Ollama_Agents uses JSON files to store memories, which include conversation history, document chunks, and other relevant information. These files are crucial for the AI's long-term memory and context understanding.

2. 🗂️ File Structure

Each memory is stored as a separate JSON file in the data/json_history directory.

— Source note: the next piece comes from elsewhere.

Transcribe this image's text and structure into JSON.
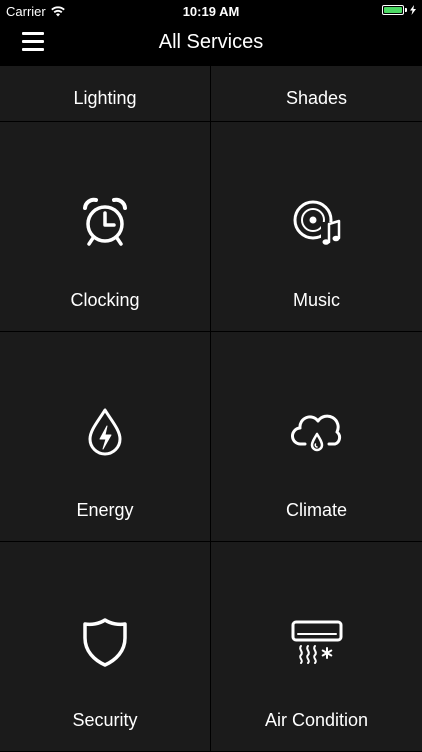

The filename format is:

YYYYMMDD_HHMMSS_<memory_type>.json

For example: 20230515_143022_interaction.json

3. 📄 JSON Structure

Here's a typical structure of a memory JSON file:

{
  "timestamp": "2023-05-15T14:30:22.123456",
  "username": "User123",
  "model_name": "llama3.1:latest",
  "type": "interaction",
  "content": {
    "prompt": "What is the capital of France?",
    "response": "The capital of France is Paris."
  },
  "access_count": 3,
  "permanent_marker": 0,
  "embedding": [0.1, 0.2, 0.3, ..., 0.9]
}

4. 🔑 Key Fields

4.1 timestamp

  • Format: ISO 8601 (YYYY-MM-DDTHH:MM:SS.mmmmmm)
  • Purpose: Used for chronological ordering and age-based pruning

4.2 username

  • Purpose: Identifies the user associated with the memory

4.3 model_name

  • Purpose: Specifies the AI model used for this interaction

4.4 type

  • Possible values: "interaction", "document_chunk"
  • Purpose: Distinguishes between different types of memories

4.5 content

  • For interactions: Contains "prompt" and "response"
  • For document chunks: Contains the text content of the chunk

4.6 access_count

  • Purpose: Tracks how often this memory has been accessed
  • Usage: Can be used for relevance-based pruning (higher count = more relevant)

4.7 permanent_marker

  • Values: 0 (not permanent) or 1 (permanent)
  • Purpose: Flags memories that should never be pruned

4.8 embedding

  • Purpose: Vector representation of the memory content for similarity search

5. 🔄 Memory Management

5.1 Updating Access Count

  • The access_count is incremented each time the memory is retrieved or used in a search

5.2 Setting Permanent Marker

  • Important memories can be marked as permanent (e.g., user preferences, critical information)
  • Set permanent_marker to 1 for these memories

6. 🗑️ Future Pruning Strategies

These fields can be used to implement various pruning strategies:

  1. Age-based pruning: Remove memories older than a certain date using the timestamp
  2. Relevance-based pruning: Remove memories with low access_count
  3. Type-based pruning: Prune certain types of memories based on the type field
  4. Model-specific pruning: Remove memories associated with deprecated models using model_name
  5. Selective preservation: Never prune memories with permanent_marker set to 1

7. 📈 Memory Analytics

The JSON structure allows for easy analytics:

  • Track user activity by analyzing memories per username
  • Measure model usage patterns using the model_name field
  • Identify frequently accessed information via access_count

8. 🔒 Security Considerations

  • Ensure that sensitive information is not stored in plain text in the content field
  • Implement access controls to protect user-specific memories

9. 🚀 Future Enhancements

  • Implement a scoring system combining timestamp and access_count for more nuanced pruning
  • Add a last_accessed field to track recency of memory usage
  • Introduce a relevance_score field updated by the AI based on context relevance

Remember to update this guide as new fields or management strategies are implemented in the Ollama_Agents system.